Bediüzzaman Hazretlerinin Hanımlar Rehberi isimli eserinde sadece Müslüman kadınlarla ilgili değil, hangi dinden olursa olsun tüm kadınları ihata eden hakikatler vardır. Zira fıtratın dairesi herkesi içine alır ve İslam’ın kuralları cihanşümuldür. Eserde hanımları tanımlamak için sıklıkla kullandığı ifadelerden biri “taife-i nisa”dır.
Bu ifadeyi kullandığı yerlerden birinde Risale-i Nur’un “kavl-i leyin” üslubuna zahiren uyumlu gibi görünmeyen bir şekilde şöyle der: “Mübarek taife-i nisaiye fıtraten yüksek ahlâka menşe olduğu gibi, fısk ve sefahette dünya zevki için kabiliyetleri yok hükmündedir. Demek onlar, daire-i terbiye-i İslamiye içinde mesut bir aile hayatı geçirmeye mahsus, bir nevi mübarek mahlukturlar. Bu mübarekleri ifsat eden komiteler kahrolsunlar! Allah bu hemşirelerimi de bu serserilerin şerlerinden muhafaza eylesin. Amin!”

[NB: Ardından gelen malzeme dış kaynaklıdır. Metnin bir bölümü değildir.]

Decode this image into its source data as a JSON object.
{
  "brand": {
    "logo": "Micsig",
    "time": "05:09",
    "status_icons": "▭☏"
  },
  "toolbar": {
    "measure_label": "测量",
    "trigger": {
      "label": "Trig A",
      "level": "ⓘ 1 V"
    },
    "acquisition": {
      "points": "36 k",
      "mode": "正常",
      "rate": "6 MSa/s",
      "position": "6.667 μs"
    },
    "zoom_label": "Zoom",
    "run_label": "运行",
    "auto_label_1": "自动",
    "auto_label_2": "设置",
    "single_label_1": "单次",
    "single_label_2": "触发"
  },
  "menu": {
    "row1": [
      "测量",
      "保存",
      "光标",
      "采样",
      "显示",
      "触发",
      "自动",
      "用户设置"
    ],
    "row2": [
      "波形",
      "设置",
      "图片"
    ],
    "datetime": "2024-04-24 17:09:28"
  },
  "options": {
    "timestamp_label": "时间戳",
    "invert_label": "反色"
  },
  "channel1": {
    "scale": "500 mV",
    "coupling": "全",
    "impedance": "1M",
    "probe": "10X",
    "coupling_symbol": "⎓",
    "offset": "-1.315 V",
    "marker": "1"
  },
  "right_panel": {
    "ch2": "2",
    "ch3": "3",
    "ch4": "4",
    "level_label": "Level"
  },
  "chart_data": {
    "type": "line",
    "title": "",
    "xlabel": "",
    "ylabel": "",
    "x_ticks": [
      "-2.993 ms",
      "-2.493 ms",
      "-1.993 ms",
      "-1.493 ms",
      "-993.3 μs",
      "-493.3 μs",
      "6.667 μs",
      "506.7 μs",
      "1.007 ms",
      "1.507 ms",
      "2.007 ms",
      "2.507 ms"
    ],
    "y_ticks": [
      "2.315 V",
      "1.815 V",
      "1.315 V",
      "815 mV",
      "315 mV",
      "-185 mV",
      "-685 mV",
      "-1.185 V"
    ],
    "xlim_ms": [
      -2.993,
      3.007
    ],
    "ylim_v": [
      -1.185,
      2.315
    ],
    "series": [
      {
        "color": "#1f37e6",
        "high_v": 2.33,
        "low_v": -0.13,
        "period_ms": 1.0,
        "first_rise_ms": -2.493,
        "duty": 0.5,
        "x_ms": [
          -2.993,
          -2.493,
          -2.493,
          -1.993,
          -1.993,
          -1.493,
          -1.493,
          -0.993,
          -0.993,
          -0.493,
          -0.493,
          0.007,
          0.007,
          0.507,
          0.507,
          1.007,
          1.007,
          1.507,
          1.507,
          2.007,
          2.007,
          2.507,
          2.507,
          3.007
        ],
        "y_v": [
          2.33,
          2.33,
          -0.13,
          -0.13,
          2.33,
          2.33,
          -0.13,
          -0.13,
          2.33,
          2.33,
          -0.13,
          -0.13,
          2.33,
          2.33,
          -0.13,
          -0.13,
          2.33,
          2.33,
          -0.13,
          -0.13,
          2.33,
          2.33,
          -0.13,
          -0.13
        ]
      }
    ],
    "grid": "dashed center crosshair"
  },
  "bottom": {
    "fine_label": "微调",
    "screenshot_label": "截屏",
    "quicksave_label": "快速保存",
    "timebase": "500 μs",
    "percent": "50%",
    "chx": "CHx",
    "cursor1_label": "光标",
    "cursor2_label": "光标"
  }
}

Bu satırları her okuyan kişide akla “Kadını ifsat eden komiteler kimlerdir?” sorusu gelecektir. İlk cevap kadın özgürlüğü hareketi altında örgütlenen derneklerin, platformların çalışmalarıdır. Bunun sayısız örneklerini her gün medyadan takip etmek mümkündür.
Batı medeniyetinde “taife-i nisa”nın bu konuda neler yaptığına dair ilginç bir örneği paylaşmak isterim sizlerle.
İLGİNÇ BELGESELLER
Geçtiğimiz günlerde dünya çapında iki isimle ilgili belgeselde net bir şekilde bu akımın kadın fıtratı üzerindeki etkilerini müşahade etme imkanımız oldu.
Bunlardan biri Sheryl Sandberg, Sosyal medyanın önde gelen markalarından Facebook'ta Mark Zuckerberg’den sonraki en güçlü yönetici konumunda olan bir hanım. Çalışan kadınlarla ilgili yaptığı bir programda kadınlara iç seslerini dinlememeleri gerektiğini, en önemli şeyin kariyerleri olduğunu söylüyordu. Sabah çalışmak üzere evden ayrılırken 3 yaşındaki küçük kızının arkasından ağlamalarını duymamak için yaptıklarını anlatıyor, ve kadınlara erkeklerin egemenliği altındaki ortamlarda hakimiyet kurmanın yöntemlerini sıralıyordu. Doğrusu ya söyledikleri adeta insanın içini donduruyordu.
Diğer bir isimse feministlerin büyük eleştiri yağmuruna tuttukları Anne Marie Slaugter idi. ABD’de Dışişleri Bakanlığında üst düzey danışmanlardan biriyken çok istediği ve severek çalıştığı işinden ayrılmıştı. Sebeb çocuklarıydı. Yoğun çalışma hayatı, ders başarıları gittikçe düşen oğullarıyla iletişim yollarını kapatınca, eşinin elinden gelen tüm desteğini vermesine rağmen bu kararı almıştı.
Feminist arkadaşları da aynı problemi yaşamalarına rağmen, ailesi için işinden ayrılan Slaugter’in kararını acı verici bulmuşlardı. Hele onun “Süper kadın yoktur! Kadınlar her şeye sahip olamaz” başlıklı bir makale yazacağını öğrenince çileden çıkmışlardı. Üst düzey bir danışmanın böyle bir girişimde bulunmasının kadın özgürlüğü hareketini kötü etkileyeceğini belirten feminist arkadaşlarıyla fikrî tartışmalar yapan Slaugter, ailesinin ve çocuklarının çalışma hayatından da feminist inançlardan da çok daha önemli olduğunu fark etmiş, sevdiği işinden ayrılmıştı.
“Aslında işimden tamamen ayrılmış değilim. Dış politika üzerine yazılar yazıyor, internette paylaşıyorum. Yılda 40-50 programa katılıyorum. Televizyon ve radyoda programlar yapıyorum. Yeni kitaplar üzerinde çalışıyorum. Yine de feminist arkadaşlarımın ‘Bizi hayal kırıklığına uğrattın!’ küçümsemelerine engel olamıyorum” diyor.
HÜLASA
Kadını ve erkeği türlü his ve latifelerle donatıp bu dünyaya gönderen Fatır-ı Hakim’in kadın ve erkeğin fıtratına vurduğu mühürler din, dil, ırk gibi sınırlar tanımıyor.
Eğer ayarlarıyla oynanıp bozulmamışsa fıtrat hiçbir zaman yalan söylemiyor!